Buying and selling large amounts of Bitcoins at BRR
To begin demonstrating the replicability—or to use another term, the achievability—of the strategy presented in this paper for purchasing Bitcoin ‘at scale’, observations taken whilst modelling the purchase or sale of a notional large amount of Bitcoin are presented below. It was decided that the purchase or sale of 85 Bitcoins (c. $2.5M at prevailing prices) was at an adequate scale to represent a large Bitcoin trade of the kind that institutional traders might need to undertake for a client, or that an issuer of a financial product (such as an ETF or a derivative) would be required to execute on any given day, in order to facilitate trading of that product. A simple replication simulation was thereby conducted to demonstrate the extent of slippage that implementation of the BRR would probably encounter. Given the purpose is to demonstrate institutionally sized liquidity, the simulation was conducted for weekdays only.
- Trades are executed on n (5) Constituent Exchanges, during a 3,600-second window
- One trade is executed every second and the price achieved is assumed to be the last execution price observed in that second. Its associated volume is assumed to be the volume executed during that second
- If no trade is completed in any single-second period, then the price achieved is assumed to be the price achieved in the previous second, but the associated volume from the previous second is not added to the volume executed in the latest second
It is worth noting that in the ‘real world’, institutions deploy algorithmic systems to execute large-scale asset purchases. It is highly probable that conducting the exercise presented here by means of algorithmic systems would have produced outcomes that are even more favourable.

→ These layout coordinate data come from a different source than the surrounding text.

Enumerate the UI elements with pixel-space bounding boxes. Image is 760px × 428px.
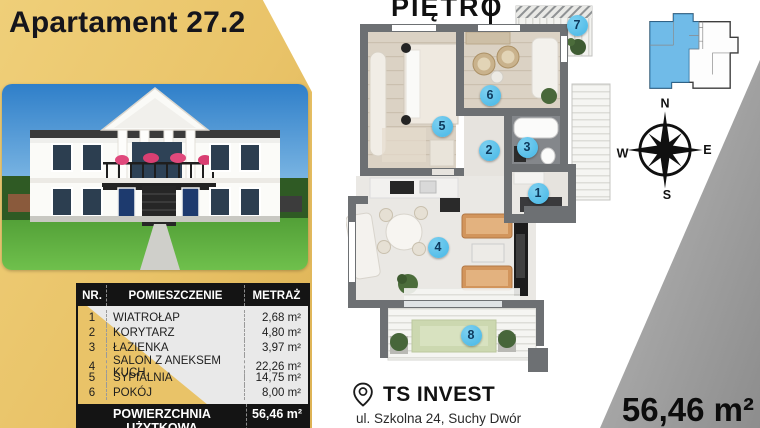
table-row: 2KORYTARZ4,80 m²	[78, 325, 308, 340]
col-header-nr: NR.	[78, 290, 106, 302]
table-row: 4SALON Z ANEKSEM KUCH.22,26 m²	[78, 355, 308, 370]
room-marker-4: 4	[428, 237, 449, 258]
table-row: 3ŁAZIENKA3,97 m²	[78, 340, 308, 355]
room-marker-2: 2	[479, 140, 500, 161]
rooms-table-header: NR. POMIESZCZENIE METRAŻ	[78, 285, 308, 306]
table-row: 6POKÓJ8,00 m²	[78, 385, 308, 400]
room-name-cell: KORYTARZ	[106, 325, 244, 340]
room-area-cell: 8,00 m²	[244, 385, 308, 400]
house-photo	[2, 84, 308, 270]
developer-name: TS INVEST	[383, 383, 495, 407]
outdoor-stairs	[572, 84, 610, 200]
usable-area-value: 56,46 m²	[246, 404, 308, 428]
rooms-table-footer: POWIERZCHNIA UŻYTKOWA 56,46 m²	[78, 404, 308, 428]
floor-plan-svg	[346, 0, 614, 374]
floor-plan	[346, 0, 614, 374]
room-number-cell: 1	[78, 312, 106, 324]
compass-w: W	[617, 147, 629, 161]
room-marker-7: 7	[567, 15, 588, 36]
door-left	[118, 188, 135, 219]
compass-s: S	[663, 188, 671, 202]
apartment-title: Apartament 27.2	[9, 6, 245, 40]
miniplan-svg	[634, 6, 752, 96]
room-area-cell: 2,68 m²	[244, 310, 308, 325]
room-marker-5: 5	[432, 116, 453, 137]
room-area-cell: 4,80 m²	[244, 325, 308, 340]
room-marker-3: 3	[517, 137, 538, 158]
room-marker-6: 6	[480, 85, 501, 106]
rooms-table-body-rows: 1WIATROŁAP2,68 m²2KORYTARZ4,80 m²3ŁAZIEN…	[78, 310, 308, 400]
room-name-cell: POKÓJ	[106, 385, 244, 400]
room-area-cell: 14,75 m²	[244, 370, 308, 385]
room-number-cell: 6	[78, 387, 106, 399]
usable-area-label: POWIERZCHNIA UŻYTKOWA	[78, 404, 246, 428]
rooms-table-body: 1WIATROŁAP2,68 m²2KORYTARZ4,80 m²3ŁAZIEN…	[78, 306, 308, 404]
door-right	[182, 188, 199, 219]
room-marker-1: 1	[528, 183, 549, 204]
room-area-cell: 3,97 m²	[244, 340, 308, 355]
developer-block: TS INVEST ul. Szkolna 24, Suchy Dwór	[352, 381, 521, 426]
room-name-cell: WIATROŁAP	[106, 310, 244, 325]
col-header-room: POMIESZCZENIE	[106, 285, 244, 306]
compass-icon: N E S W	[612, 96, 718, 202]
house-illustration	[2, 84, 308, 270]
room-number-cell: 5	[78, 372, 106, 384]
col-header-area: METRAŻ	[244, 285, 308, 306]
developer-address: ul. Szkolna 24, Suchy Dwór	[356, 411, 521, 426]
rooms-table: NR. POMIESZCZENIE METRAŻ 1WIATROŁAP2,68 …	[76, 283, 310, 428]
flyer-page: Apartament 27.2 56,46 m²	[0, 0, 760, 428]
room-number-cell: 2	[78, 327, 106, 339]
compass-n: N	[660, 97, 669, 111]
location-pin-icon	[352, 381, 374, 408]
room-number-cell: 3	[78, 342, 106, 354]
table-row: 1WIATROŁAP2,68 m²	[78, 310, 308, 325]
room-name-cell: SYPIALNIA	[106, 370, 244, 385]
compass-e: E	[703, 143, 711, 157]
room-marker-8: 8	[461, 325, 482, 346]
room-name-cell: ŁAZIENKA	[106, 340, 244, 355]
total-area-label: 56,46 m²	[622, 391, 754, 428]
bedroom-5-furniture	[370, 43, 458, 166]
table-row: 5SYPIALNIA14,75 m²	[78, 370, 308, 385]
compass-rose: N E S W	[612, 96, 718, 202]
building-locator-miniplan	[634, 6, 752, 96]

For research purposes, a simplified simulation methodology was favoured to demonstrate the replicability properties of the BRR.
The results of this exercise are displayed in Figure 4 and summary data provided in Table 3. As can be seen, the BRR can be replicated with a high degree of confidence and usually with slippage of no more than 1 basis point. Indeed, even on the most volatile of days slippage was only 12 basis points. Furthermore, in the 15 month period under observation only twice would slippage have been in double-digit basis points.
From the analysis conducted it is quite clear that the CME CF Bitcoin Reference Rate exhibits all the key properties required of a benchmark.
Representative: Bitcoin-USD markets that are operated by the CME CF Constituent Exchanges during 1500 to 1600 London time are liquid, with sufficient volume of trading to represent the market in a robust manner.
Resistant to Manipulation: Its Constituent Exchange Criteria ensures that it takes input data only from cryptocurrency exchanges that exhibit fair and orderly behaviour, where trading shows strong price correlations amongst each other. On top of this, the methodology the BRR employs nullifies effects of any manipulation, and the Administrator’s policies and processes regarding surveillance ensure that any manipulation is detected.
Replicable: Its methodology promotes replicability, allowing users to replicate the benchmark simply and without undue risks.